Uccisa a pietrate e sepolta tra i sassi dal ‘fidanzatino’

Poche ore prima lo avevano iscritto nel registro degli indagati per omicidio volontario. Messo alle strette dagli inquirenti che non si erano sbagliati, ha confessato. Il 17 enne, poco prima di mezzogiorno ha detto: “L’ho uccisa io” Noemi Durini, la 16enne scomparsa domenica 3 settembre in provincia di Lecce: è stato lui ( il fidanzatino) ad ucciderla…

Poche ore prima lo avevano iscritto nel registro degli indagati per omicidio volontario. Messo alle strette dagli inquirenti che non si erano sbagliati, ha confessato.

Il 17 enne, poco prima di mezzogiorno ha detto: “L’ho uccisa io”

Noemi Durini, la 16enne scomparsa domenica 3 settembre in provincia di Lecce: è stato lui ( il fidanzatino) ad ucciderla a sassate, poi ha indicato ai carabinieri il luogo in cui ha nascosto il cadavere: sotto un cumulo di pietre di un muretto a secco in località San Giuseppe di Castrignano del Capo, a pochi chilometri da Santa Maria di Leuca.

Noemi era vestita: aveva indosso i leggings di colore nero, la maglietta nera e le scarpe da tennis bianche e nere, gli stessi indumenti che aveva quando si è allontanata da casa il 3 settembre scorso per salire sulla vettura guidata dal fidanzato 17enne.

 

Al padre 41enne del reo confesso il17enne di Noemi Durini è stato notificato un avviso di garanzia per sequestro di persona e occultamento di cadavere.

Tra i genitori del reo confesso e la madre di Noemi c’erano frizioni da tempo.

Il rapporto tra i due adolescenti era stato da sempre osteggiato dalla famiglia di Noemi che considerava il 17enne un poco di buono. Qualche settimana fa il presunto assassino era stato denunciato alla Procura per i minorenni dalla mamma di Noemi, Imma Rizzo, a causa del suo carattere violento. La donna, che temeva per la sorte della figlia che da un anno frequentava il giovane, chiedeva ai magistrati di intervenire per far cessare il comportamento violento del ragazzo e per allontanarlo dalla figlia.

Ne erano nati due procedimenti: uno penale per violenza privata, l’altro, civile, per verificare il contesto familiare in cui vive il giovane e se fossero in atto azioni o provvedimenti per porre fine alla sua indole violenta. Procedimenti che non hanno portato a provvedimenti cautelari.
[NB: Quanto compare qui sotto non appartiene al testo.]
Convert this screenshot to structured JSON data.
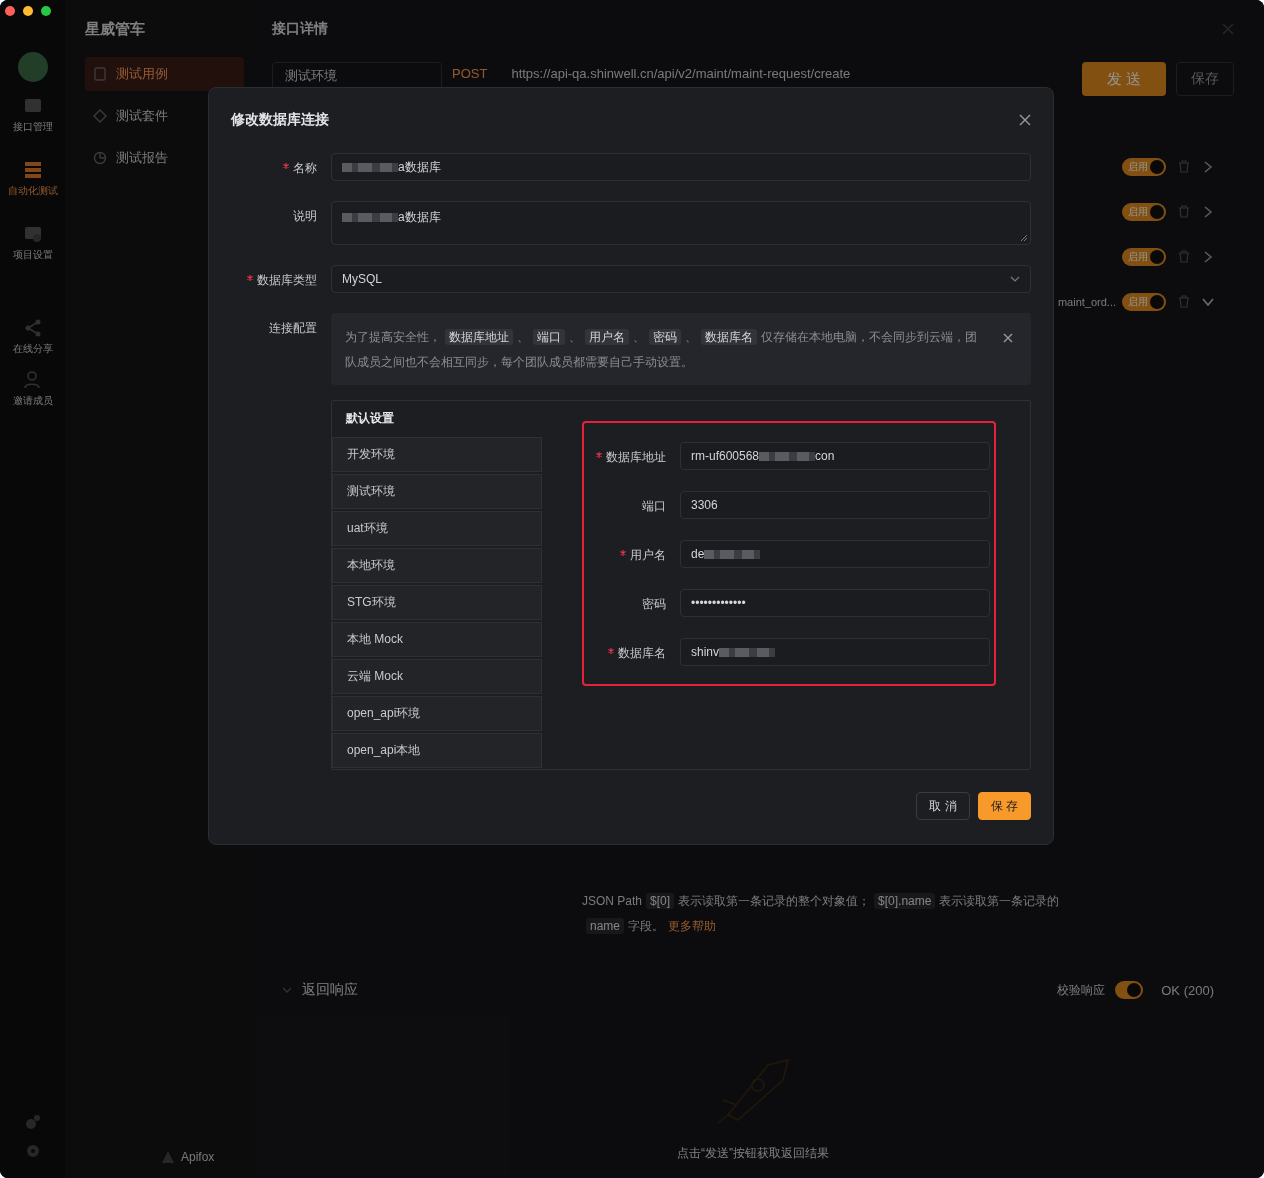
{
  "app": {
    "project": "星威管车",
    "rail": [
      {
        "label": "接口管理",
        "selected": false
      },
      {
        "label": "自动化测试",
        "selected": true
      },
      {
        "label": "项目设置",
        "selected": false
      },
      {
        "label": "在线分享",
        "selected": false
      },
      {
        "label": "邀请成员",
        "selected": false
      }
    ],
    "sidebar": [
      {
        "label": "测试用例",
        "selected": true
      },
      {
        "label": "测试套件",
        "selected": false
      },
      {
        "label": "测试报告",
        "selected": false
      }
    ],
    "brand": "Apifox"
  },
  "detail": {
    "title": "接口详情",
    "environment": "测试环境",
    "method": "POST",
    "url": "https://api-qa.shinwell.cn/api/v2/maint/maint-request/create",
    "send": "发 送",
    "save": "保存",
    "steps": [
      {
        "toggle": "启用",
        "on": true,
        "expanded": false
      },
      {
        "toggle": "启用",
        "on": true,
        "expanded": false
      },
      {
        "toggle": "启用",
        "on": true,
        "expanded": false
      },
      {
        "note": "maint_ord...",
        "toggle": "启用",
        "on": true,
        "expanded": true
      }
    ],
    "hint": [
      {
        "kind": "plain",
        "text": "JSON Path"
      },
      {
        "kind": "code",
        "text": "$[0]"
      },
      {
        "kind": "plain",
        "text": "表示读取第一条记录的整个对象值；"
      },
      {
        "kind": "code",
        "text": "$[0].name"
      },
      {
        "kind": "plain",
        "text": "表示读取第一条记录的"
      },
      {
        "kind": "code",
        "text": "name"
      },
      {
        "kind": "plain",
        "text": "字段。"
      },
      {
        "kind": "link",
        "text": "更多帮助"
      }
    ],
    "response": {
      "title": "返回响应",
      "check": "校验响应",
      "check_on": true,
      "status": "OK (200)",
      "empty": "点击“发送”按钮获取返回结果"
    }
  },
  "dialog": {
    "title": "修改数据库连接",
    "fields": [
      {
        "kind": "input",
        "label": "名称",
        "required": true,
        "value": [
          {
            "kind": "redacted"
          },
          {
            "kind": "text",
            "text": "a数据库"
          }
        ]
      },
      {
        "kind": "textarea",
        "label": "说明",
        "required": false,
        "value": [
          {
            "kind": "redacted"
          },
          {
            "kind": "text",
            "text": "a数据库"
          }
        ]
      },
      {
        "kind": "select",
        "label": "数据库类型",
        "required": true,
        "value": [
          {
            "kind": "text",
            "text": "MySQL"
          }
        ]
      }
    ],
    "config_label": "连接配置",
    "notice": [
      {
        "kind": "plain",
        "text": "为了提高安全性，"
      },
      {
        "kind": "code",
        "text": "数据库地址"
      },
      {
        "kind": "plain",
        "text": "、"
      },
      {
        "kind": "code",
        "text": "端口"
      },
      {
        "kind": "plain",
        "text": "、"
      },
      {
        "kind": "code",
        "text": "用户名"
      },
      {
        "kind": "plain",
        "text": "、"
      },
      {
        "kind": "code",
        "text": "密码"
      },
      {
        "kind": "plain",
        "text": "、"
      },
      {
        "kind": "code",
        "text": "数据库名"
      },
      {
        "kind": "plain",
        "text": "仅存储在本地电脑，不会同步到云端，团队成员之间也不会相互同步，每个团队成员都需要自己手动设置。"
      }
    ],
    "environments": [
      {
        "label": "默认设置",
        "selected": true
      },
      {
        "label": "开发环境",
        "selected": false
      },
      {
        "label": "测试环境",
        "selected": false
      },
      {
        "label": "uat环境",
        "selected": false
      },
      {
        "label": "本地环境",
        "selected": false
      },
      {
        "label": "STG环境",
        "selected": false
      },
      {
        "label": "本地 Mock",
        "selected": false
      },
      {
        "label": "云端 Mock",
        "selected": false
      },
      {
        "label": "open_api环境",
        "selected": false
      },
      {
        "label": "open_api本地",
        "selected": false
      }
    ],
    "connection": {
      "highlighted": true,
      "fields": [
        {
          "label": "数据库地址",
          "required": true,
          "value": [
            {
              "kind": "text",
              "text": "rm-uf600568"
            },
            {
              "kind": "redacted"
            },
            {
              "kind": "text",
              "text": "con"
            }
          ]
        },
        {
          "label": "端口",
          "required": false,
          "value": [
            {
              "kind": "text",
              "text": "3306"
            }
          ]
        },
        {
          "label": "用户名",
          "required": true,
          "value": [
            {
              "kind": "text",
              "text": "de"
            },
            {
              "kind": "redacted"
            }
          ]
        },
        {
          "label": "密码",
          "required": false,
          "value": [
            {
              "kind": "text",
              "text": "•••••••••••••"
            }
          ]
        },
        {
          "label": "数据库名",
          "required": true,
          "value": [
            {
              "kind": "text",
              "text": "shinv"
            },
            {
              "kind": "redacted"
            }
          ]
        }
      ]
    },
    "buttons": [
      {
        "label": "取 消",
        "primary": false
      },
      {
        "label": "保 存",
        "primary": true
      }
    ]
  }
}
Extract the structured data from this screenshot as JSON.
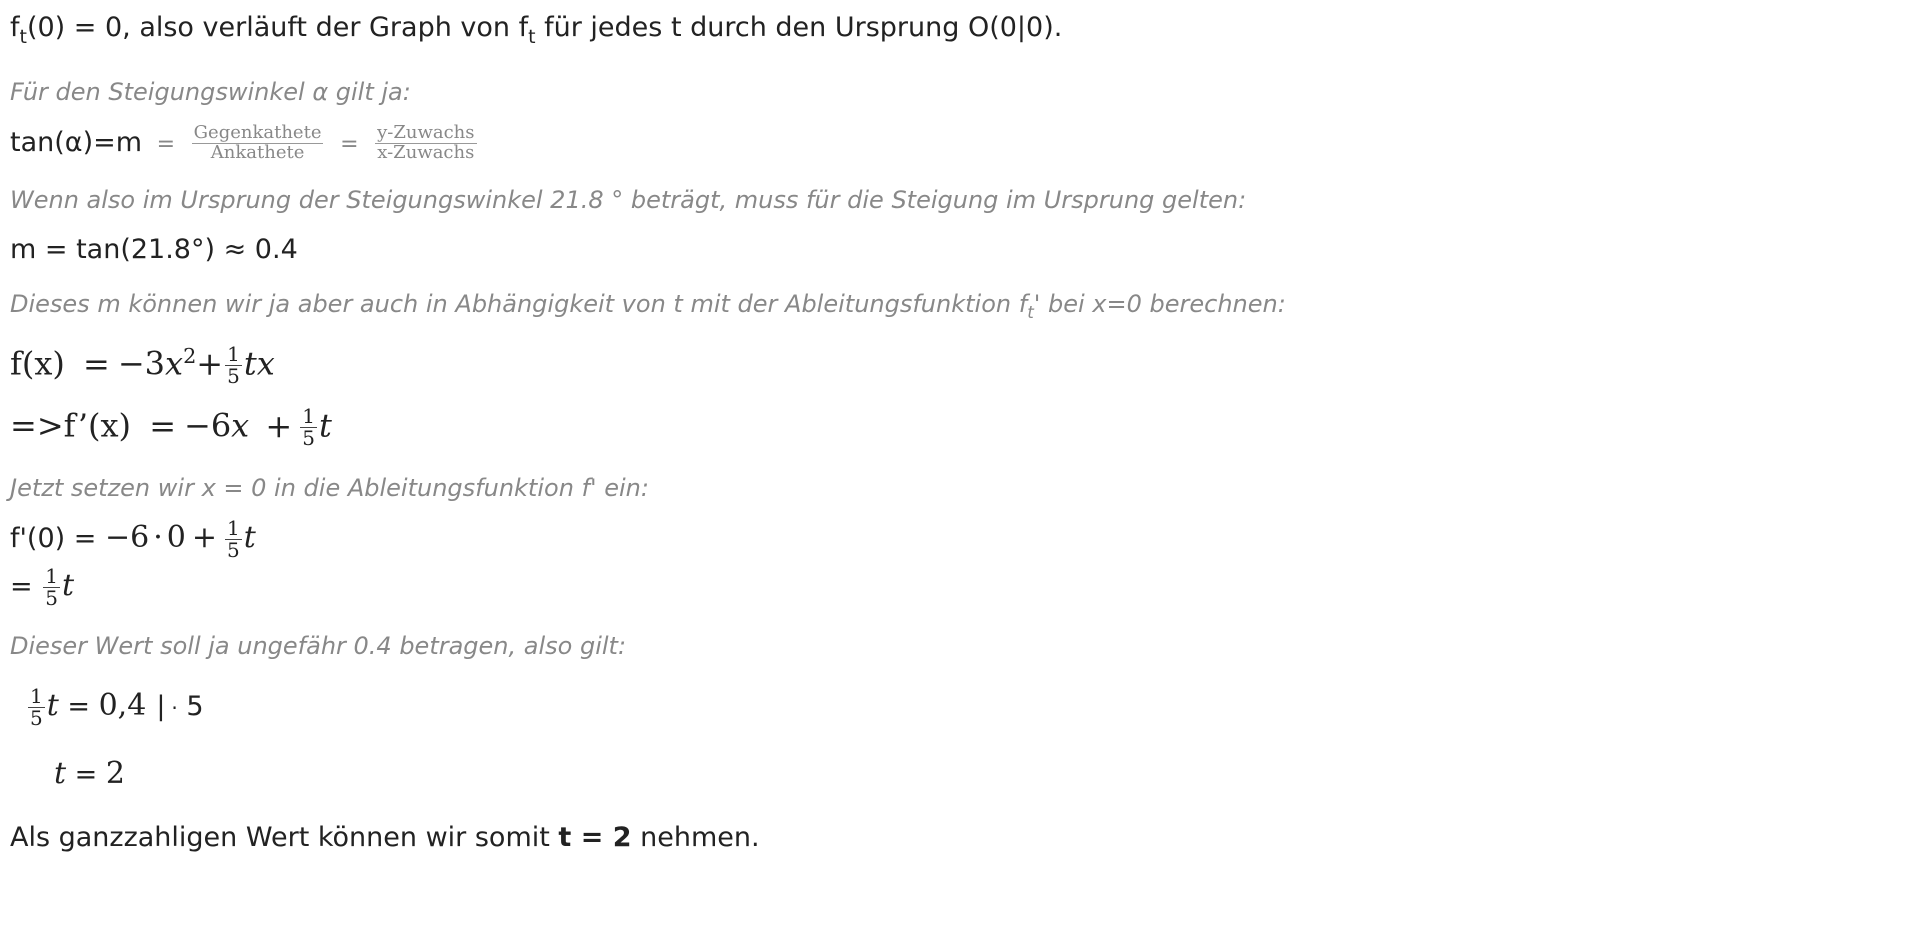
{
  "line1": {
    "f": "f",
    "sub": "t",
    "a": "(0) = 0, also verläuft der Graph von ",
    "f2": "f",
    "sub2": "t",
    "b": " für jedes t durch den Ursprung O(0|0)."
  },
  "hint1": "Für den Steigungswinkel α gilt ja:",
  "tan_line": {
    "lhs": "tan(α)=m",
    "eq1": "=",
    "frac1_num": "Gegenkathete",
    "frac1_den": "Ankathete",
    "eq2": "=",
    "frac2_num": "y-Zuwachs",
    "frac2_den": "x-Zuwachs"
  },
  "hint2": "Wenn also im Ursprung der Steigungswinkel 21.8 ° beträgt, muss für die Steigung im Ursprung gelten:",
  "m_line": "m = tan(21.8°) ≈ 0.4",
  "hint3": {
    "a": "Dieses m können wir ja aber auch in Abhängigkeit von t mit der Ableitungsfunktion f",
    "sub": "t",
    "b": "' bei x=0 berechnen:"
  },
  "fx_line": {
    "lhs": "f(x)",
    "eq": "=",
    "minus": "−",
    "coef": "3",
    "var": "x",
    "exp": "2",
    "plus": "+",
    "num": "1",
    "den": "5",
    "tail": "tx"
  },
  "fprime_line": {
    "lhs": "=>f’(x)",
    "eq": "=",
    "minus": "−",
    "coef": "6",
    "var": "x",
    "plus": "+",
    "num": "1",
    "den": "5",
    "tail": "t"
  },
  "hint4": "Jetzt setzen wir x = 0 in die Ableitungsfunktion f' ein:",
  "f0_line": {
    "lhs": "f'(0) = ",
    "minus": "−",
    "six": "6",
    "dot": "·",
    "zero": "0",
    "plus": "+",
    "num": "1",
    "den": "5",
    "tail": "t"
  },
  "eq_line": {
    "lhs": "= ",
    "num": "1",
    "den": "5",
    "tail": "t"
  },
  "hint5": "Dieser Wert soll ja ungefähr 0.4 betragen, also gilt:",
  "solve1": {
    "num": "1",
    "den": "5",
    "var": "t",
    "eq": " = ",
    "val": "0,4",
    "bar": "|",
    "op": "·",
    "five": " 5"
  },
  "solve2": {
    "var": "t",
    "eq": " = ",
    "val": "2"
  },
  "final": {
    "a": "Als ganzzahligen Wert können wir somit ",
    "bold": "t = 2",
    "b": " nehmen."
  }
}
Il fidanzato ripreso mentre rompeva i vetri di un’auto

Sotto indagine da parte degli inquirenti anche un filmato che ritraeva il ragazzo 17enne mentre rompeva a colpi di sedia i vetri di un’autovettura parcheggiata nei pressi di un bar ad Alessano, città in cui il giovane vive. L’auto, una vecchia Nissan Micra, sarebbe di una persona con la quale il giovane avrebbe avuto un acceso litigio proprio sulla sorte della fidanzatina.  Il filmato è stato girato nei giorni scorsi da un’auto in transito.

 

In serata il 17enne ha rischiato il linciaggio all’ uscita della stazione carabinieri di Specchia ,in via Giovanni XXIII anche perchè si è reso protagonista di atteggiamenti irriguardosi e di sfida, col cappuccio della felpa sulla testa, alzando la mano destra in segno di saluto alla gente, sfidandola, ne provocava la reazione.  Molti hanno tentato di raggiungerlo e di aggredirlo nonostante il cordone di sicurezza dei carabinieri che ha fatto fatica a metterlo nell’auto per condurlo nella sede della compagnia dei carabinieri di Tricase in attesa di essere portato in carcere.